By Emily Hubbell

 

Models developed by Anh Tuan Ngo and Sergio Ulloa helped a University of Cincinnati researcher control spin with an electrical field.

 For decades, the transistors inside radios, televisions and other everyday items have transmitted data by controlling the movement of the electron’s charge. Scientists have now discovered that transistors could use less energy, generate less heat and operate at higher speeds if they exploited another property of the electron: its spin.

In 1921, scientists discovered that each electron has spin. Since then, researchers around the world and at Ohio University have been developing electronic devices that embed data inside an electron’s spin. The emerging field of spin electronics—or spintronics—could revolutionize memory storage devices and quantum computers.

Until now, scientists in spintronics have controlled spin by attaching an external magnet directly to the devices. But with the demand for smaller transistors on the rise, a bulky magnet is not an efficient or practical way to manipulate spin’s orientation, said Sergio Ulloa, professor of physics.

“The holy grail in spintronics is to address spin with something other than magnets,” he said. “An electrical field is portable and easy to switch on and off.”

Ulloa and graduate student Anh Tuan Ngo helped solve this issue by providing theoretical modeling for a recent experiment that was the first to successfully control  an electron’s spin using purely electrical fields. These findings were published in the article, “All-Electric Quantum Point Contact Spin-Polarizer." (Nat. Nanotechnol., 2009). 

The team collaborated with an University of Cincinnati research group led by Philippe Debray and Marc Cahay. Debray conceived and designed the experiments, while the OU researchers provided calculations explaining the behavior of the electrons in Debray’s experiment and predicted how strong the electric field’s control over the spin would be.

Their models revealed one key to the experiment—that the tiny connection along which the electrons travel in the device must be asymmetrical. 

Asymmetry allows the electrons to recognize which direction they are traveling along the wire. This, due to relativistic effects, helps their spin determine which way is up, thus allowing the electrons to engage in spin-orbit coupling and polarization. The coupling triggers the spin and the electron-electron interaction enhances it. This enabled the scientists to control the spin current electrically.

Controlling spin electronically has major implications for the future of novel devices such as transistors, but this experiment is only the first step of many, Ulloa said. The next step would be to rework the experiment so that it could be performed at a higher, more practical temperature not requiring the use of liquid helium.

“The fundamental physics in this experiment were already known. We used our imaginations to use the fundamentals in a different way,” Debray said. “But to be able to have practical applications, the next step will be to go to a higher temperature with new materials.” 
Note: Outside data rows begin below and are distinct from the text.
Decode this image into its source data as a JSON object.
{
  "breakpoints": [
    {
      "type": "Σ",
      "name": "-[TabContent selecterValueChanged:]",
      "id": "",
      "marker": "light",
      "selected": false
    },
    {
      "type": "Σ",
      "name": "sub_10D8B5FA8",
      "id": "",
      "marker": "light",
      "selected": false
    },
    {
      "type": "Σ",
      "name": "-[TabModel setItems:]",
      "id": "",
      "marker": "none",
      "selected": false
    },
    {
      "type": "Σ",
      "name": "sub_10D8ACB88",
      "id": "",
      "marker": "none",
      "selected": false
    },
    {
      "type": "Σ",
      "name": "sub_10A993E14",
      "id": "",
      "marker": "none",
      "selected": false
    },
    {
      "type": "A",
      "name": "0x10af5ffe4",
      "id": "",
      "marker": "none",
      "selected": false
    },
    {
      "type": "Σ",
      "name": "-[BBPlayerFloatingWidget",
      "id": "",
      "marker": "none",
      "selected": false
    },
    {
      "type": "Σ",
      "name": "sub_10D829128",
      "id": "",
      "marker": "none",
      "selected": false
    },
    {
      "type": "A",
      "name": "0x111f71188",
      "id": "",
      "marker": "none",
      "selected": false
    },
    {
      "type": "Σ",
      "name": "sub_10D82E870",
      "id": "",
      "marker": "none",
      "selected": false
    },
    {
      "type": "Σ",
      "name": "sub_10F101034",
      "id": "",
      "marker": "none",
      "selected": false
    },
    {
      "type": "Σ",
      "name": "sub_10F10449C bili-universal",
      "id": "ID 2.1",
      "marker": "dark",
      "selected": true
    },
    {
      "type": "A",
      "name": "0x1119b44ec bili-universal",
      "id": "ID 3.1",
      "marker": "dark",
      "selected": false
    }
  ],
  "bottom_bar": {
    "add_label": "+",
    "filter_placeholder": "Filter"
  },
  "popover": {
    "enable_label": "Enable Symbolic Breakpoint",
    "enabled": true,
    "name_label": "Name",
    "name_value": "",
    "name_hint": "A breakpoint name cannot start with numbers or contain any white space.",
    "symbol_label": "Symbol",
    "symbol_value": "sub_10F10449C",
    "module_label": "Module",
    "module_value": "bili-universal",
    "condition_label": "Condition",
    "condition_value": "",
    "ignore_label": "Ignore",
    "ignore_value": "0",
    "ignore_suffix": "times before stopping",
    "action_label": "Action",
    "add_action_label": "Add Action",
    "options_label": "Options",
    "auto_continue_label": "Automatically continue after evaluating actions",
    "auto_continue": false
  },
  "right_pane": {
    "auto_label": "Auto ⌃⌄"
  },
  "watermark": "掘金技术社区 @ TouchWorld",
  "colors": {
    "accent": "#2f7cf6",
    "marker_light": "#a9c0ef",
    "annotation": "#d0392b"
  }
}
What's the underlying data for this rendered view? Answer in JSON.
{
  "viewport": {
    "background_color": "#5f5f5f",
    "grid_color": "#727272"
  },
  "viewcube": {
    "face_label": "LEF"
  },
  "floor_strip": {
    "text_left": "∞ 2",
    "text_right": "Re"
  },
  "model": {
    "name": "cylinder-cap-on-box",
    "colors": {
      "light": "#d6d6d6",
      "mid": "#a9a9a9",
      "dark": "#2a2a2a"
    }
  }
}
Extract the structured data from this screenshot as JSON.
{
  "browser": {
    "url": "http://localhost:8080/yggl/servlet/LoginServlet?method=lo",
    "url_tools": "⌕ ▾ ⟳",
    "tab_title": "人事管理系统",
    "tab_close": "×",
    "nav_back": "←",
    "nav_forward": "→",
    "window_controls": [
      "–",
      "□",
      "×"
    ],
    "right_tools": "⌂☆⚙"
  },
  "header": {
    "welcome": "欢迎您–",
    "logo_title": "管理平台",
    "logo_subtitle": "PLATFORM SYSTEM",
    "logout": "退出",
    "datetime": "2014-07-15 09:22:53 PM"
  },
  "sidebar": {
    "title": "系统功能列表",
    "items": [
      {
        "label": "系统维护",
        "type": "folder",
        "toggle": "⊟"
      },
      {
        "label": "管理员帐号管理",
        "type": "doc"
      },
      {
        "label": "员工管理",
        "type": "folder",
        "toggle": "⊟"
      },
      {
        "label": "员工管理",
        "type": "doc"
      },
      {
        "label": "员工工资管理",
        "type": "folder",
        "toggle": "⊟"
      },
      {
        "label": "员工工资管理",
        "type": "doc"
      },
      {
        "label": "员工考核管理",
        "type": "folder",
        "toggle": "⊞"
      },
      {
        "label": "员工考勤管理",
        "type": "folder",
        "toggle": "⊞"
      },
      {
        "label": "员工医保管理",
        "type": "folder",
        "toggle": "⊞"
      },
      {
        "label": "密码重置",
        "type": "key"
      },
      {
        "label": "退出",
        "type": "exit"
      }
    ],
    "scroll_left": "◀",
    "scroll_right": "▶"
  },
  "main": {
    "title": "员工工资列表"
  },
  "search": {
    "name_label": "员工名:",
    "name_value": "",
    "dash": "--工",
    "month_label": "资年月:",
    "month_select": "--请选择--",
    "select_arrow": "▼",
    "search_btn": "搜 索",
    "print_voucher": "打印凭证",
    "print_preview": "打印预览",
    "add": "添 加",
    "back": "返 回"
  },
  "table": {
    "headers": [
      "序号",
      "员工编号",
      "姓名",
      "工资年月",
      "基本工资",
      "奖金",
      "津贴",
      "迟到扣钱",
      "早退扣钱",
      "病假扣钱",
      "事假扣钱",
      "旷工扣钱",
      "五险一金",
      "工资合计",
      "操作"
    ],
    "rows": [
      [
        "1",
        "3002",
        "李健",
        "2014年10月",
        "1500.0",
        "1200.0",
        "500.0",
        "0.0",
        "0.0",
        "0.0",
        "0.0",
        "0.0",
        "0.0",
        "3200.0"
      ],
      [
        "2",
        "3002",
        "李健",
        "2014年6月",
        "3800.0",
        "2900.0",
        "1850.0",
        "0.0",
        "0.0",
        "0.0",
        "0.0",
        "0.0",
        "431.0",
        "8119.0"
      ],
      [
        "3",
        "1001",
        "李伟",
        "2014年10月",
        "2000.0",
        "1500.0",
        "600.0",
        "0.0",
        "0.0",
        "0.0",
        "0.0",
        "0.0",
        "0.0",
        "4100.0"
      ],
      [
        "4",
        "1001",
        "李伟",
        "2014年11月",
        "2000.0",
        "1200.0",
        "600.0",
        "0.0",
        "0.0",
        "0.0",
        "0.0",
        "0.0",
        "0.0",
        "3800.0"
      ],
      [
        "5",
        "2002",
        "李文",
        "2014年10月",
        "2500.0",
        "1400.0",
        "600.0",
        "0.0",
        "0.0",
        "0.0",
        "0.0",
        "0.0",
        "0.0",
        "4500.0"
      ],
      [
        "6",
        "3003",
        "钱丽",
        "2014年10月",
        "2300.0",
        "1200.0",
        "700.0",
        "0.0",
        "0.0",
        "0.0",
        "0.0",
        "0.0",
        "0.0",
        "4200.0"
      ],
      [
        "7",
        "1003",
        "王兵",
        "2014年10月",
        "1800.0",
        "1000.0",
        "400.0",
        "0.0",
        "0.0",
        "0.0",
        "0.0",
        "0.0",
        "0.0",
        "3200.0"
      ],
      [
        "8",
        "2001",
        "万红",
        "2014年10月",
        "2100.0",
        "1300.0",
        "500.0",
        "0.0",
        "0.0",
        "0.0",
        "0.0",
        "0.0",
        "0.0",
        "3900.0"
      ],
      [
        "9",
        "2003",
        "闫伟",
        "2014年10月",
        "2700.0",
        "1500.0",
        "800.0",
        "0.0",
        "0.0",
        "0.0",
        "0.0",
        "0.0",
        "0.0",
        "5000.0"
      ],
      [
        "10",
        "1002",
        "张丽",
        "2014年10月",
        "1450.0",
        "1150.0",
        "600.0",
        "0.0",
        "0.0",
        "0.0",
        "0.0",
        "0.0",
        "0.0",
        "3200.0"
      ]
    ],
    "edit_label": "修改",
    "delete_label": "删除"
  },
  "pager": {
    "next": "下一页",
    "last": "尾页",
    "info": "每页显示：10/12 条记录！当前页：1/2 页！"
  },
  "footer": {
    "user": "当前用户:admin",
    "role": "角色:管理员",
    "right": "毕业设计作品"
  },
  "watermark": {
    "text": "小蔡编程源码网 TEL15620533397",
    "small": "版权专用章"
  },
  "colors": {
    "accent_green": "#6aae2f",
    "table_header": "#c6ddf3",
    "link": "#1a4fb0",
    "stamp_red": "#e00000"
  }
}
This research is supported by the Materials World Network and a National Science Foundation PIRE grant.

 

Micrographs of the experimental device.  The lower left image is a 3.7 x 4 square micron blowup of the quantum point contact (QPC) region in the center. The applied voltages on the lower (LG) and upper (UG) gates result in a strongly asymmetric QPC potential depicted in the upper left inset.  The combination of lateral spin-orbit coupling in the system as well as strong electron interactions result in the 100% spin polarization in the QPC shown in the right inset.